Schoonmaker edited his first feature, 1967’s “Who’s That Knocking at My Door,” and then they worked together as editors on Michael Wadleigh’s 1970 Oscar-winning documentary feature, “Woodstock.”
Despite earning an Oscar nomination as supervising editor on “Woodstock,” Schoonmaker was told that if she wanted to become a member of the Motion Picture Editors Guild, she would have to go back to basics and work as an apprentice and an assistant. She refused.
So for a decade, Schoonmaker worked on various documentaries and small projects until Scorsese got her into the union for “Raging Bull.” And they have worked together ever since.
Scorsese relishes the time he and Schoonmaker work together in what he described as “a very singular” work environment.
“There are very few outside people,” the Oscar-winning filmmaker said by phone from New York. “We literally have the film there and struggle with it, create it, enjoy it, get confused, get tired, get happy, get upset and move on.”
In fact, said Scorsese, “it’s almost like making home movies. The odd aspect of it is they are films made for the commercial market, but they are like home movies.”
“We cut ‘Wolf of Wall Street’ here in my house in New York,” noted Scorsese, referring to his 2013 Oscar-nominated hit film starring Leonardo DiCaprio.
Schoonmaker never visits the set during production and often doesn’t read the script to give her a more objective view of the film.
“If something happened on the set, the person doesn’t know that when they see the footage or the rushes,” Scorsese said. “She’ll respond to what works and what doesn’t, which keeps me balanced.”
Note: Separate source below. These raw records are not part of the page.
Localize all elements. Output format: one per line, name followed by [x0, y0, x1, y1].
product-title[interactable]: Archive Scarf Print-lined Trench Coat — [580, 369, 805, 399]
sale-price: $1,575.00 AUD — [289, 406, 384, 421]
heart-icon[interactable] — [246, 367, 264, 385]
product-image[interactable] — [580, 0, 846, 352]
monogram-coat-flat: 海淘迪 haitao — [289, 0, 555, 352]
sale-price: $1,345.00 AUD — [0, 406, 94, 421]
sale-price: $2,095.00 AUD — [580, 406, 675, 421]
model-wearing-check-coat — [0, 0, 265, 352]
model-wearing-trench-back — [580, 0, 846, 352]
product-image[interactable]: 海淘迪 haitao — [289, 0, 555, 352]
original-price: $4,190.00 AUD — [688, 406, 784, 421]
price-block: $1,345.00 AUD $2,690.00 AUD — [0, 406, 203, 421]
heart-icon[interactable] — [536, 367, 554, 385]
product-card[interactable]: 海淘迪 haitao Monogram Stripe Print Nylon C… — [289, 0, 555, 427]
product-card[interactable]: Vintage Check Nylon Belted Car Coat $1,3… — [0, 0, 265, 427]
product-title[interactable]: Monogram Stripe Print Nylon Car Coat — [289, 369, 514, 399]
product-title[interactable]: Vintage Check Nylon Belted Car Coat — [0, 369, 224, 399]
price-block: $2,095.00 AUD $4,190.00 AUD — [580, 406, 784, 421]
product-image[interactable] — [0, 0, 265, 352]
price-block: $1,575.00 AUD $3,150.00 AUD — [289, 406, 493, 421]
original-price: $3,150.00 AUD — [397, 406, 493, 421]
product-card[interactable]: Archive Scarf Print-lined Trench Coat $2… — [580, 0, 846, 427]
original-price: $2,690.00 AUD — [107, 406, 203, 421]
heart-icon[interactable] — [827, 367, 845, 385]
Scorsese sends her “strong notes” from the set about the various takes. “He is constantly giving the continuity person notes as he is shooting, so I already have the information when I am looking at the dailies myself. Then he gives me additional information when I am sitting with him. He is incredibly sharp and so tough on himself and has such high standards.”
Both were rather shocked at some of the reaction from the press and from audiences in December to “Wolf of Wall Street,” criticizing the director for glorifying the behavior of hedonistic Wall Street brokers.
“I think that was nonsense,” Schoonmaker said. “We had been through it before. When ‘Raging Bull’ came out, people said, ‘Why the hell did you make a movie about Jake LaMotta?’ Well, look at where that movie is today. And ‘Goodfellas,’ the same thing, ‘Casino,’ the same thing.”
Scorsese, she said, has the ability “to lay down human beings truthfully, and that’s not easily digested for audiences. That’s why it took 10 years for ‘Raging Bull’ to even be recognized as the great film that it is.”
Still, said Scorsese, “You get worn down some of the times. I have been making a lot of films. I still like to make them, which means I still like the process. But you do get distracted. There are many, many pressures and stresses, of course, with different issues. So I really rely on her to keep the emotional continuity of the picture.”
For her part, Schoonmaker is deeply loyal to Scorsese.
“He fights to the teeth for the film that he and the studio can accept,” said Schoonmaker. “Marty is not stubborn, he will listen. But if he feels they’re wrong, he’ll stand his ground. It’s wonderful to work with someone like that.”